Preeclamspia is a medical condition during pregnancy in which the mother develops high blood pressure and has a significant amount of protein in the urine. It is dangerous for both mother and child; abnormal placental function is common with this condition. Previous research had yet to identify any causes.
After analyzing mouse preimplantation embryos that were mutated to change endocannabinoid signaling, the team found that trophoblast stem cell migration undermines either silencing or enhancing endocannabinoid signaling.
Sudhansu K. Dey, Ph.D., division director and co-leading author with Huirong Xie and Xiaofei Sun, revealed:
“The findings or our investigation raise concerns that exposure to cannabis products may adversely affect early embryo development that is then perpetuated later in pregnancy. Also, given that endocannabinoid signaling plays a key role in the central nervous system, it would be interesting in future studies to examine whether affected cell migration-related genes in early embryos also participate in neuronal cell migration during brain development.”
Prior studies by Dey’s laboratory showed that in order to have a healthy pregnancy and birth, the timing of critical events in early pregnancy, such as when and how well an embryo implants in the uterus, is key.
One of his studies in 2006 showed that smoking marijuana early in pregnancy and even at the time of conception prevents embryos’ safe passage from the ovary to the uterus, resulting in early pregnancy failure.
The current study was set to examine embryos that were not yet implanted inside a woman’s uterus. In order to see how the expression levels of genes crucial to healthy embryo development were affected in embryos with abnormal endocannabinoid signaling, the team conducted DNA microarray analyses.
Endocannabinoid signaling was silenced in one group of embryos by deleting the gene Cnr1, which activates endocannabinoid signaling processes.

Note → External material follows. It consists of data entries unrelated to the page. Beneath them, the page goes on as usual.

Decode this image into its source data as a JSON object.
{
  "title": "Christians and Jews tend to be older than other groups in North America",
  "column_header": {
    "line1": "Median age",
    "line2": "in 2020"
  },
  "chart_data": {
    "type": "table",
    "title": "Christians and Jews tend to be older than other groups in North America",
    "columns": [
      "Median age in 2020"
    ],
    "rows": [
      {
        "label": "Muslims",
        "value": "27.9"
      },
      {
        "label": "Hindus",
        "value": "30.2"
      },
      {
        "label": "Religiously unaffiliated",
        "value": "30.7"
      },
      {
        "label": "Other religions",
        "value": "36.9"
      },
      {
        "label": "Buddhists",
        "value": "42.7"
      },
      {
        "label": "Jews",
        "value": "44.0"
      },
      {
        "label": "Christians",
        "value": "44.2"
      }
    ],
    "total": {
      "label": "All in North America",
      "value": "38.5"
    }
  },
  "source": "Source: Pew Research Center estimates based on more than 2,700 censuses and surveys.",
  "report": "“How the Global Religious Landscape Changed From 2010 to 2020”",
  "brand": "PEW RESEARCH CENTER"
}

A different group of mice was mutated to create similar levels much like those observed in wild type mice treated with THC, the active psychotropic agent in cannabis. The gene Faah, which breaks down molecules that activate endocannabinoid signaling, had to be cut out for this to be done.
After examining the two groups, the expression of several genes vital in embryo development and cell movement was found to be lower than in normal wild type mice. This included trophoblast stem cells’ growth and migration. Trophoblast cells help hold the embryo with the uterus while forming much of the placenta, which connects the fetus to the uterine wall allowing for the exchange of nutrients.
Extensive research conducted in the future on the causes of preeclampsia will be advanced by using the mouse models that were created in this study, the authors said.